I'm currently using Feedly. I subscribe to news outlets that I trust, and just read what I'm interested in there

[–] HelixNebula@lemmy.ml 1 points 2 years ago* (last edited 2 years ago)

Reuters and the Associated Press are probably the most neutral and trustworthy news agencies.

Edit: My bad, they aren't news aggregators, I still highly recommend them, though.

[–] Kodachrome@kbin.social 1 points 2 years ago

Hacker News has long been one of my main news sources. The majority of postings are tech-related but there's a lot of more general content and the moderation is very good. https://news.ycombinator.com/ . I generally use Feedly to browse it.

For excellent, in-depth analysis of world events/politics/economics there's the UK-based publication The Economist - https://www.economist.com/ - which is a paid service (expensive!) but has a lot of free content on the site, esp. if you're signed-up, even as a free user. It's not an aggregator though - more like a better NY Times without all the stupid fluff.

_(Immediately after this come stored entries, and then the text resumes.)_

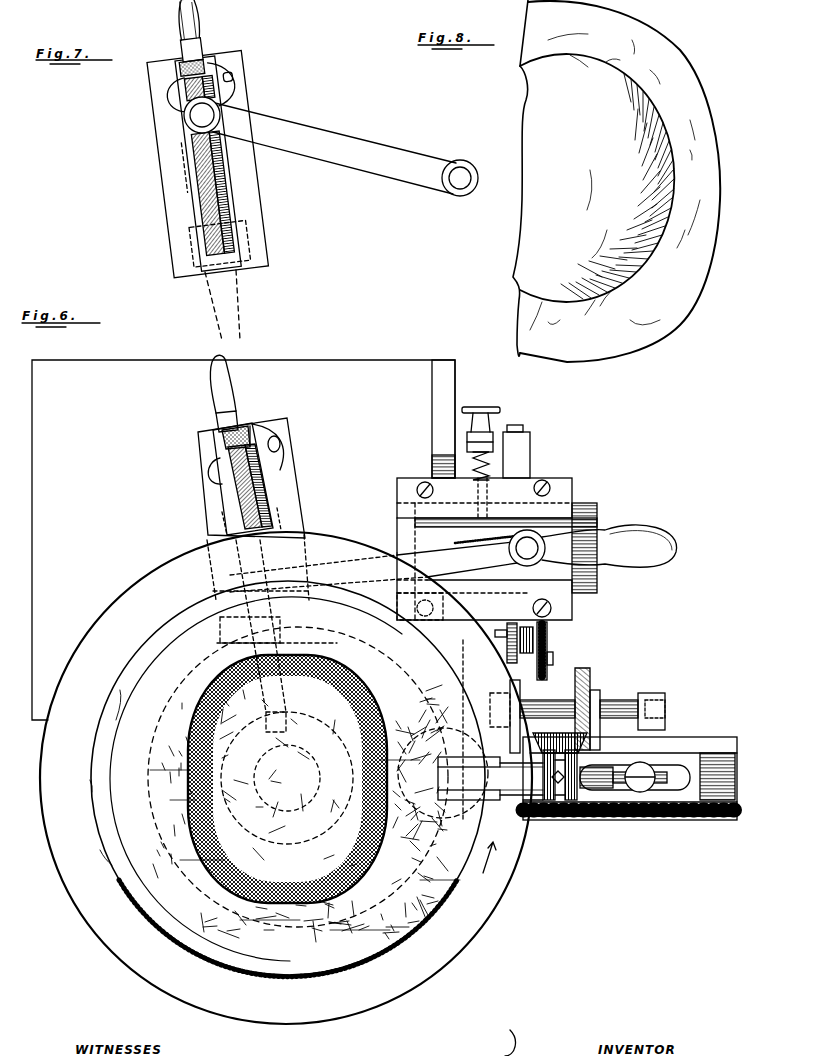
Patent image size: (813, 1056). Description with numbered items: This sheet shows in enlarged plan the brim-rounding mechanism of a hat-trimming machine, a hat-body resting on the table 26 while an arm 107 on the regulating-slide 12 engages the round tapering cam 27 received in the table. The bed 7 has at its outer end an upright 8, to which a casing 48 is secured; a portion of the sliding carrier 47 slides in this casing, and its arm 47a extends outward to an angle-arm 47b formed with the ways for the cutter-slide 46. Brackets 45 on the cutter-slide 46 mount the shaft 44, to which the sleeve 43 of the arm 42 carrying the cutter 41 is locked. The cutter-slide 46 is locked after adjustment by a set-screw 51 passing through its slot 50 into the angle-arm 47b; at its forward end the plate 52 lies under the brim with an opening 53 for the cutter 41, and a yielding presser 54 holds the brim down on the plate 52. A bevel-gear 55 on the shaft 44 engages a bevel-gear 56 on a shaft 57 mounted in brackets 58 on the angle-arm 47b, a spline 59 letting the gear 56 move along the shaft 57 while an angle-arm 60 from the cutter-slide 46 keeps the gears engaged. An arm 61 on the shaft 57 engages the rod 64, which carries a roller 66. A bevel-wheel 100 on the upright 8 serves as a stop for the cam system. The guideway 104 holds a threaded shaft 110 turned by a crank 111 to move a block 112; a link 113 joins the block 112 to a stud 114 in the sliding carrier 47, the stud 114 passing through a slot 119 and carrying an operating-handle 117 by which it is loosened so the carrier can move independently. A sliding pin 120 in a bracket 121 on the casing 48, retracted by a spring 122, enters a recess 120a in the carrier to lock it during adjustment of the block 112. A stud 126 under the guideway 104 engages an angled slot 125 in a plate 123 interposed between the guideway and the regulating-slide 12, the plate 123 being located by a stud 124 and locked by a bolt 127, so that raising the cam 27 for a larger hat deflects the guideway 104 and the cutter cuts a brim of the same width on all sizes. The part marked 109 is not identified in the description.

In FIG. 6, the bed 7 is at (243, 540).
In FIG. 6, the upright 8 is at (443, 419).
In FIG. 6, the regulating-slide 12 is at (299, 490).
In FIG. 6, the table 26 is at (286, 778).
In FIG. 6, the round tapering cam 27 is at (298, 777).
In FIG. 6, the cutter 41 is at (458, 778).
In FIG. 6, the arm 42 is at (521, 778).
In FIG. 6, the sleeve 43 is at (562, 790).
In FIG. 6, the shaft 44 is at (558, 790).
In FIG. 6, the brackets 45 is at (535, 807).
In FIG. 6, the cutter-slide 46 is at (635, 784).
In FIG. 6, the sliding carrier 47 is at (497, 548).
In FIG. 6, the arm 47a is at (488, 628).
In FIG. 6, the angle-arm 47b is at (715, 815).
In FIG. 6, the casing 48 is at (572, 494).
In FIG. 6, the slot 50 is at (660, 772).
In FIG. 6, the set-screw 51 is at (641, 792).
In FIG. 6, the plate 52 is at (517, 795).
In FIG. 6, the opening 53 is at (510, 690).
In FIG. 6, the yielding presser 54 is at (432, 815).
In FIG. 6, the bevel-gear 55 is at (560, 736).
In FIG. 6, the bevel-gear 56 is at (588, 672).
In FIG. 6, the shaft 57 is at (624, 700).
In FIG. 6, the brackets 58 is at (662, 695).
In FIG. 6, the spline 59 is at (560, 695).
In FIG. 6, the angle-arm 60 is at (592, 684).
In FIG. 6, the arm 61 is at (520, 645).
In FIG. 6, the rod 64 is at (507, 645).
In FIG. 6, the roller 66 is at (547, 638).
In FIG. 6, the bevel-wheel 100 is at (443, 773).
In FIG. 7, the guideway 104 is at (191, 148).
In FIG. 6, the guideway 104 is at (262, 489).
In FIG. 7, the arm 107 is at (236, 305).
In FIG. 6, the slide 109 is at (261, 636).
In FIG. 7, the threaded shaft 110 is at (205, 196).
In FIG. 6, the threaded shaft 110 is at (240, 480).
In FIG. 7, the crank 111 is at (198, 22).
In FIG. 6, the crank 111 is at (228, 392).
In FIG. 7, the block 112 is at (185, 103).
In FIG. 6, the block 112 is at (272, 589).
In FIG. 7, the link 113 is at (345, 149).
In FIG. 6, the link 113 is at (373, 567).
In FIG. 6, the stud 114 is at (527, 548).
In FIG. 6, the operating-handle 117 is at (609, 546).
In FIG. 6, the slot 119 is at (483, 540).
In FIG. 6, the sliding pin 120 is at (491, 462).
In FIG. 6, the recess 120a is at (469, 549).
In FIG. 6, the bracket 121 is at (516, 451).
In FIG. 6, the spring 122 is at (473, 457).
In FIG. 7, the plate 123 is at (246, 92).
In FIG. 6, the plate 123 is at (274, 462).
In FIG. 6, the stud 124 is at (250, 426).
In FIG. 7, the slot 125 is at (180, 92).
In FIG. 6, the slot 125 is at (222, 463).
In FIG. 7, the stud 126 is at (180, 58).
In FIG. 6, the stud 126 is at (226, 440).
In FIG. 7, the bolt 127 is at (238, 74).
In FIG. 6, the bolt 127 is at (280, 440).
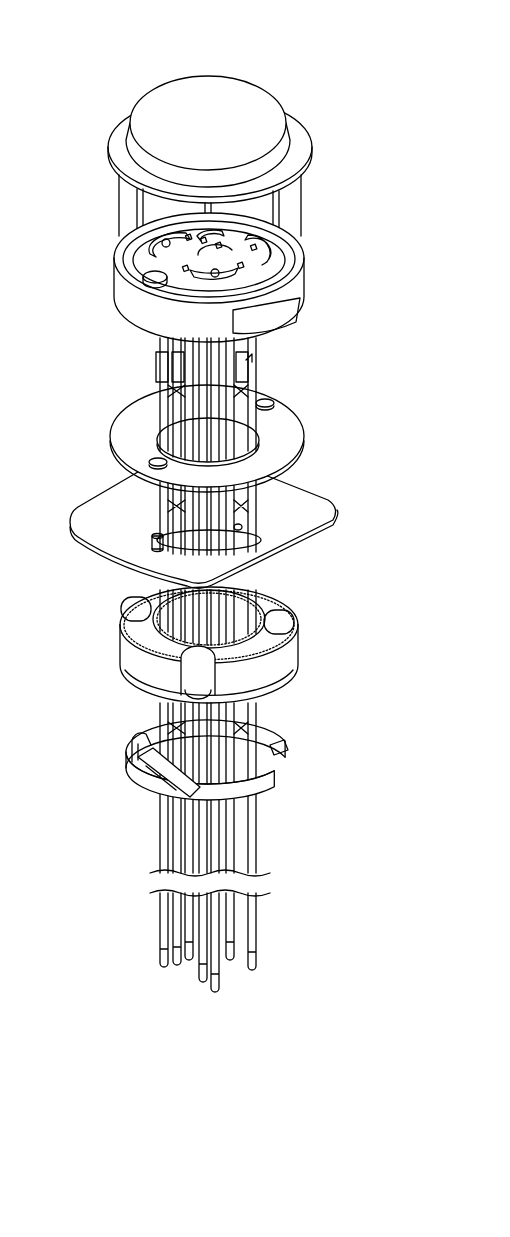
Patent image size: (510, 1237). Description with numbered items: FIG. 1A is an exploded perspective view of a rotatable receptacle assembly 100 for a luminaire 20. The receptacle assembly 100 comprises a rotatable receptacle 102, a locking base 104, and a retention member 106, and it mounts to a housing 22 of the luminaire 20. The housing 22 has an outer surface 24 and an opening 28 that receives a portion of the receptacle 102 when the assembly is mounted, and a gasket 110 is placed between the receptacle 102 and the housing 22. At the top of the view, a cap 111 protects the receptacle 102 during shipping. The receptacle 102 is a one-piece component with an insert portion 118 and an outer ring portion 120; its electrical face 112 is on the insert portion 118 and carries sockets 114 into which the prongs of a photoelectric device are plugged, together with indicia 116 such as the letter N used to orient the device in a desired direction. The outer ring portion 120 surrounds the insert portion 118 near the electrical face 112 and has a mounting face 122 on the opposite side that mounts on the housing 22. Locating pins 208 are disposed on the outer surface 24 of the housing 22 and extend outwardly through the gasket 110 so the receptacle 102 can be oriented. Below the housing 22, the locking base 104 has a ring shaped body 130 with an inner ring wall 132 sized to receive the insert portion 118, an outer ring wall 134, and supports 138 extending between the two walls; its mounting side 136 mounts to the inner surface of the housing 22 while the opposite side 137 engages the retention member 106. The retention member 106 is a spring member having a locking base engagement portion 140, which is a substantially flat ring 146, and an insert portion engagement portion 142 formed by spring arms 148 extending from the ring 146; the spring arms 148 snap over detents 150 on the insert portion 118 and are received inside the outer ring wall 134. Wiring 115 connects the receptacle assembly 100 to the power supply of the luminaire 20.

The receptacle assembly 100 is at (115, 46).
The cap 111 is at (205, 125).
The indicia 116 is at (152, 219).
The electrical face 112 is at (276, 214).
The rotatable receptacle 102 is at (296, 251).
The outer ring portion 120 is at (300, 283).
The sockets 114 is at (186, 241).
The mounting face 122 is at (290, 325).
The wiring 115 is at (136, 864).
The retention member 106 is at (231, 801).
The insert portion 118 is at (165, 352).
The detents 150 is at (250, 378).
The gasket 110 is at (288, 438).
The luminaire 20 is at (354, 488).
The outer surface 24 is at (92, 522).
The housing 22 is at (172, 592).
The opening 28 is at (246, 528).
The locating pins 208 is at (165, 543).
The ring shaped body 130 is at (122, 636).
The outer ring wall 134 is at (250, 684).
The mounting side 136 is at (124, 612).
The inner ring wall 132 is at (255, 640).
The supports 138 is at (160, 632).
The opposite side 137 is at (135, 684).
The locking base 104 is at (250, 683).
The locking base engagement portion 140 is at (273, 796).
The insert portion engagement portion 142 is at (286, 757).
The ring 146 is at (138, 735).
The spring arms 148 is at (148, 778).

[–] ramesdunc@feddit.nl 1 points 2 years ago* (last edited 2 years ago)

I like brutalist.report.

It shows the headlines of many news sites in a clean way: just text links. It also has filters for tech, science, politics, etc.

Edit:typo

[–] lotanis@discuss.tchncs.de 1 points 2 years ago (1 children)

I've started using newsminimalist.com It's one of the most useful LLM based services I've seen. It's an aggregator that uses ChatGPT to identify the significance of stories and group the articles on different sites about that story together and then summarise them.

I don't want to spend hours every day reading news, but I do want to keep up to date with major events and it's been good for that.

[–] Anahkiasen@lemmy.blahaj.zone 1 points 2 years ago (1 children)

Wow this is pretty neat, have you encountered often that it hallucinates news and such?